- Other names: Association of skeletal defects resembling achondrogenesis with generalized bone sclerosis
- Specialty: Medical genetics
- Complications: Death
- Usual onset: Antenatal
- Types: This condition is a type of osteochondrodysplasia.
- Diagnostic method: X-rays, Ultrasound
- Prevention: none
- Treatment: none
- Prognosis: poor
- Frequency: rare, only 5 cases have been described in medical literature
- Deaths: 5

= Pyknoachondrogenesis =

Pyknoachondrogenesis is a very rare, fatal, presumably autosomal recessive genetic disorder characterized by symptoms similar to those shown by patients with achondrogenesis alongside severely osteoclerotic bones and early death.

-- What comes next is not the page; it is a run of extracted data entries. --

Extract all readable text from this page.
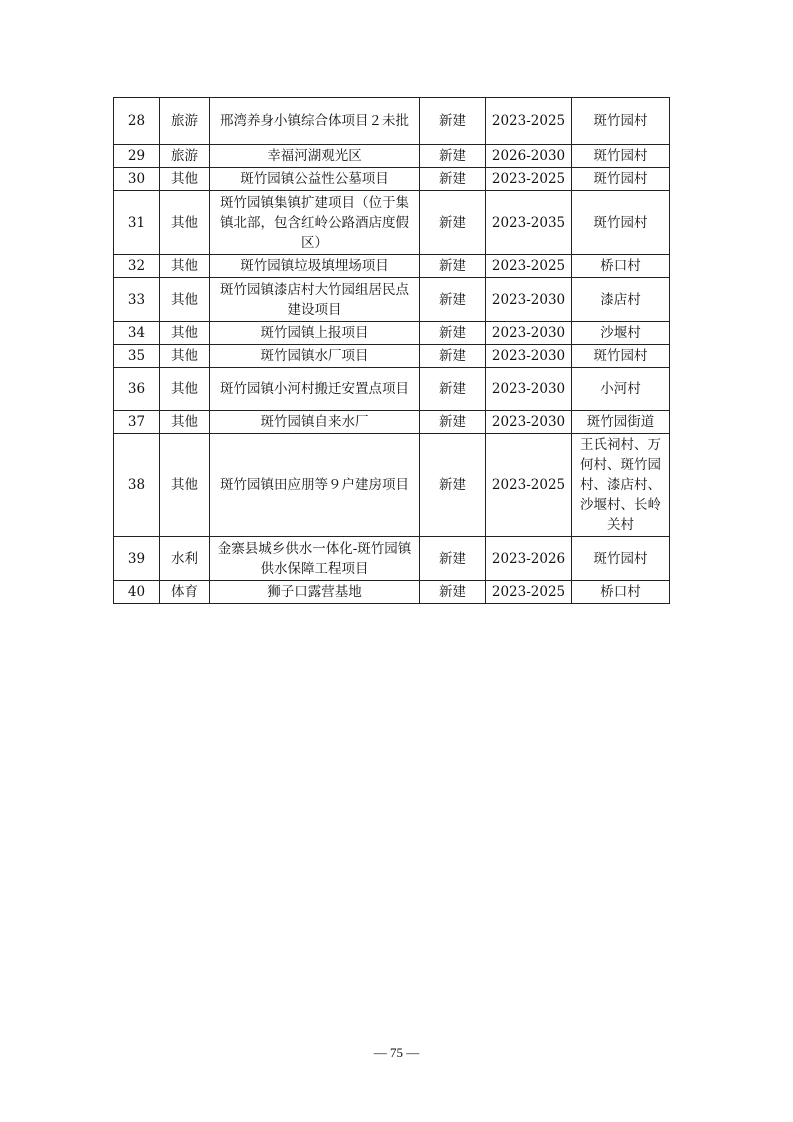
28	旅游	邢湾养身小镇综合体项目２未批	新建	2023-2025	斑竹园村
29	旅游	幸福河湖观光区	新建	2026-2030	斑竹园村
30	其他	斑竹园镇公益性公墓项目	新建	2023-2025	斑竹园村
31	其他	斑竹园镇集镇扩建项目（位于集镇北部，包含红岭公路酒店度假区）	新建	2023-2035	斑竹园村
32	其他	斑竹园镇垃圾填埋场项目	新建	2023-2025	桥口村
33	其他	斑竹园镇漆店村大竹园组居民点建设项目	新建	2023-2030	漆店村
34	其他	斑竹园镇上报项目	新建	2023-2030	沙堰村
35	其他	斑竹园镇水厂项目	新建	2023-2030	斑竹园村
36	其他	斑竹园镇小河村搬迁安置点项目	新建	2023-2030	小河村
37	其他	斑竹园镇自来水厂	新建	2023-2030	斑竹园街道
38	其他	斑竹园镇田应朋等９户建房项目	新建	2023-2025	王氏祠村、万何村、斑竹园村、漆店村、沙堰村、长岭关村
39	水利	金寨县城乡供水一体化-斑竹园镇供水保障工程项目	新建	2023-2026	斑竹园村
40	体育	狮子口露营基地	新建	2023-2025	桥口村
— 75 —
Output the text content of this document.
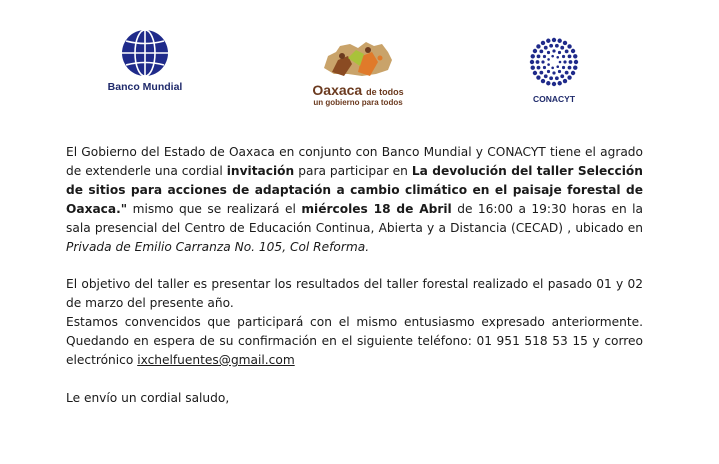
Banco Mundial	Oaxaca de todos
un gobierno para todos	CONACYT

El Gobierno del Estado de Oaxaca en conjunto con Banco Mundial y CONACYT tiene el agrado de extenderle una cordial invitación para participar en La devolución del taller Selección de sitios para acciones de adaptación a cambio climático en el paisaje forestal de Oaxaca." mismo que se realizará el miércoles 18 de Abril de 16:00 a 19:30 horas en la sala presencial del Centro de Educación Continua, Abierta y a Distancia (CECAD) , ubicado en Privada de Emilio Carranza No. 105, Col Reforma.

El objetivo del taller es presentar los resultados del taller forestal realizado el pasado 01 y 02 de marzo del presente año.

Estamos convencidos que participará con el mismo entusiasmo expresado anteriormente. Quedando en espera de su confirmación en el siguiente teléfono: 01 951 518 53 15 y correo electrónico ixchelfuentes@gmail.com

Le envío un cordial saludo,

The findings that can be seen in patients with this condition include hydrops fetalis, palpebral edemas, low-set ears, abdomen prominence, short neck, large head, depressed nasal bridge, shortening and widening of the trunk, severe short-limbed dwarfism, craniofacial hyperostosis, agenesis of the pubic bones, hypoplasia of the pelvic bones and ischium, poor (sometimes absent) ossification of the vertebrae and sacrum, webbing of the neck, and shortening of a long bone and the ribs. Pregnancies of babies with this condition generally aren't compatible with life and they end up in miscarriage, stillbirth, or in neonatal death (that is, death soon after birth). Only 5 cases from Italy and the United States, respectively, have been described in medical literature.